Essentially, says Murray, high-energy particles such as cosmic rays, so prevalent in outer space, can hit a binary digit (bit) and flip its switch from a 1 to a 0 or from a 0 to a 1. The result? An error. A "glitch." And in a situation where precision is paramount, where errors can cause irreversible mission damage, where hundreds of millions of dollars are on the line, and of course, where hands-on technicians aren't exactly hovering behind the next asteroid, such errors simply cannot be permitted.
Thusly, the Aquarius mission, and indeed all NASA missions, rely exclusively on "radiation hardened" computer components. The exact recipe for radiation hardening generally includes extra transistors that take more energy to switch on and off and unique approaches to the manufacture and installation of insulating layers.
The downside? Radiation hardened components are power hungry, tremendously expensive, and slow.

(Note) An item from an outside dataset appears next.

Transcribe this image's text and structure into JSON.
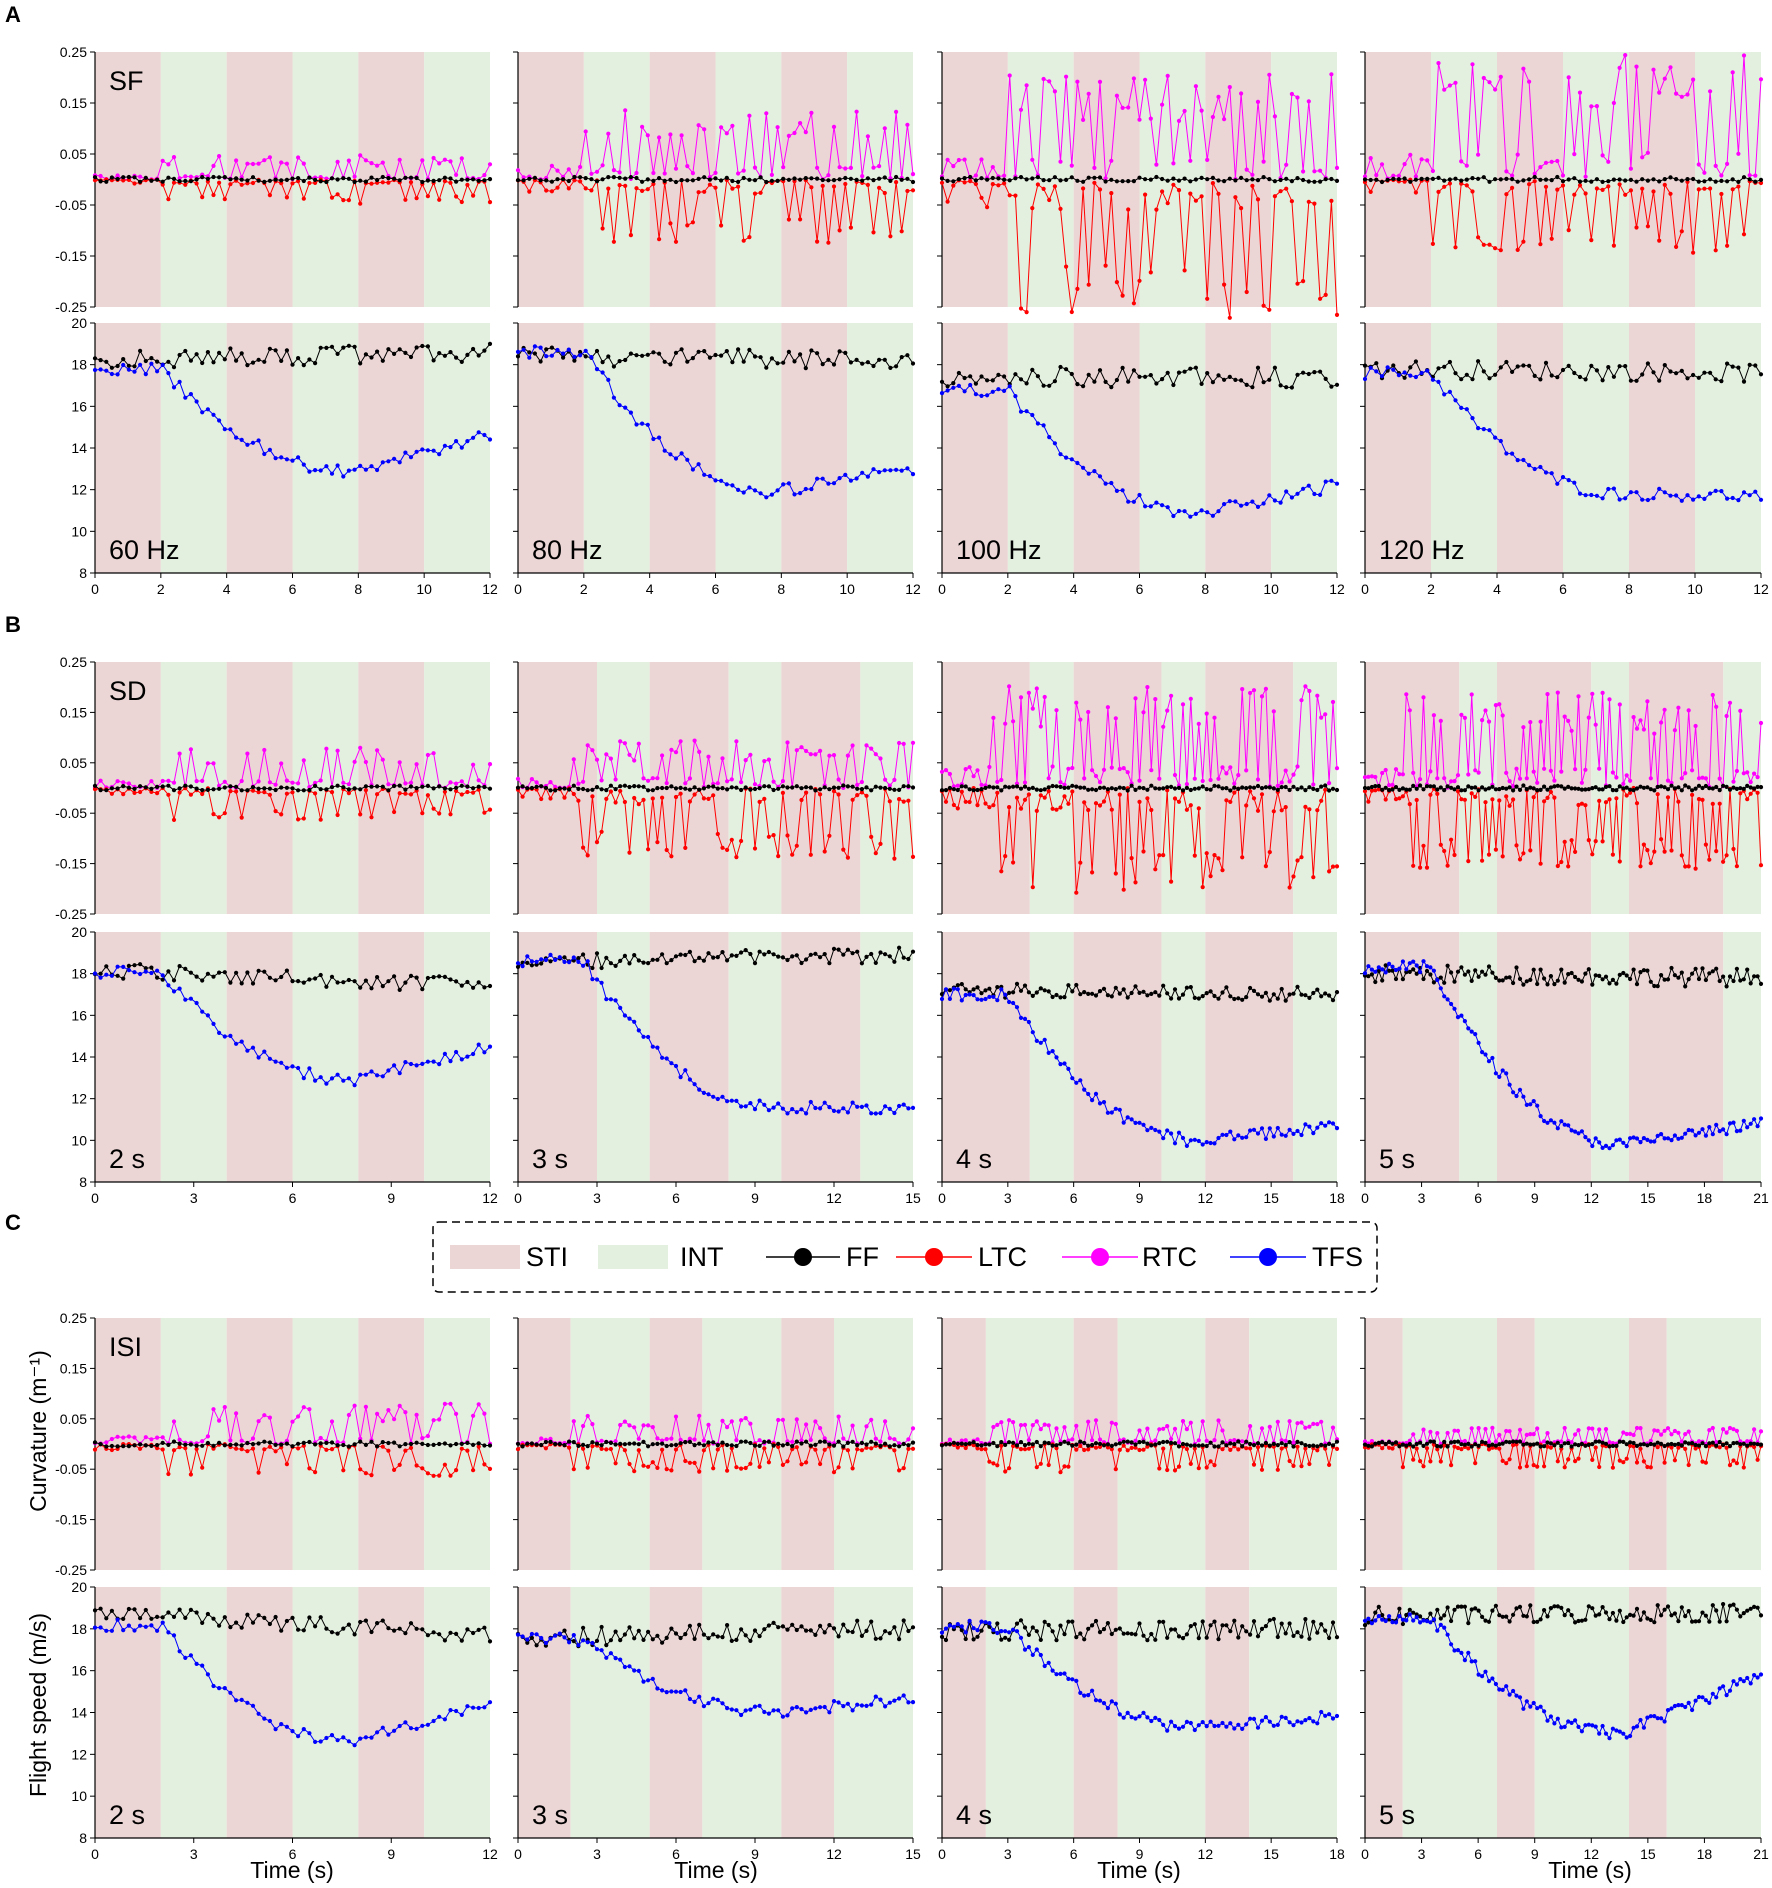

Their inherent lack of speed can be attributed, at least partly, to the radiation hardened environment in which the chips sit, but there's also something else at play here—trustworthiness.
Basically, if computational demands aren't extremely high—as is the case with Aquarius—and if you have a given computing array that's already survived previous missions, the need to upgrade to a faster, more powerful array is not a prime driving force. And that's one of the main reasons relatively old school single-board computers such as the aforementioned RAD6000 still find favor in the NASA community.
Here, the old adage "If it ain't broke, don't fix it," seems more than apropos.
And certainly the Aquarius mission thus far is anything but broken. In full operation as of August 25, the instrument, its radiometers, and its scatterometer have already produced complete global maps of ocean salinity. Moreover, says Alex Murray, the "precision of the fineness of the measurements is much better than anticipated."
Don't you love it when a plan comes together?